The need for increased corporate self-help and reliance, better B2B engagement in both the geographical and sectoral senses, and the importance of building confidence in process and expertise were all key themes.
Remarks from the speakers included:
European security co-operation
“Analysis should be the starting point for evaluating the longer term security implications of Brexit. A forensic profile of threats to London is defined by globalisation and internationalism.”
“London is predominantly an international city and thus our most dangerous threats are international in origin. This suggests that international and especially European security co-operation is an asset to the security of London, and international co-operation enhances our prospects of monitoring terrorist innovation.”
“The EU gives us access to shared security resources such as the European Arrest Warrant and pooled information on airline passengers and criminal records. The good news is that a lot of this access is based upon practical co-operation as opposed to a requirement from Brussels. It is in everyone’s mutual interest for this co-operation to exist and continue.”
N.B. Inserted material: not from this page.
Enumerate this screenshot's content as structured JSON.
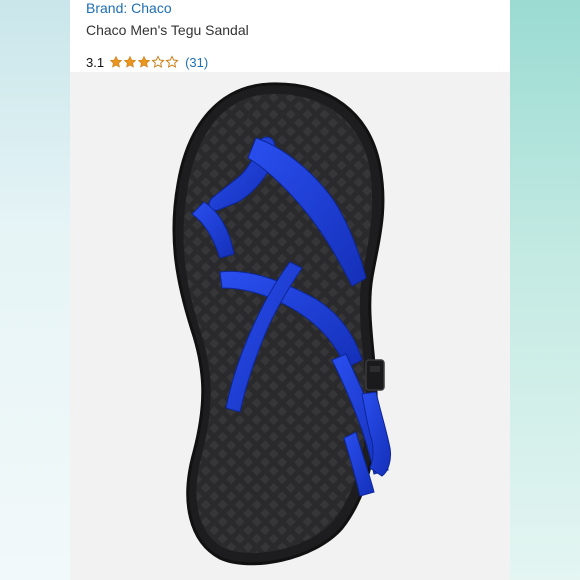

“London is a composite of many communities. Fear, distrust and racially motivated violence are all corrosive and divisive. The business community has a really important voice and a great capacity for private action to combat community tension and division.”
“Brexit does offer an opportunity for resilience professionals to influence and illustrate their confidence in the tried and tested methods that they use to deal with shocks.”
“Over its history, the people of London, from all nations, have pulled together on the basis of trade, not of force, and on the basis of mutual benefit.”
“London has the skills, the products, services, and knowledge to be hugely attractive across the globe. We still have some of the brightest talent in the world, a stable regulatory framework, and a rule of law which you can’t underestimate in commercial terms.”
“As a business community, through London First and other sectoral bodies within the industry, there should be more engagement to promote business interests. Business must also be clear with government as to what it is that we want. We shouldn’t assume that they already know.”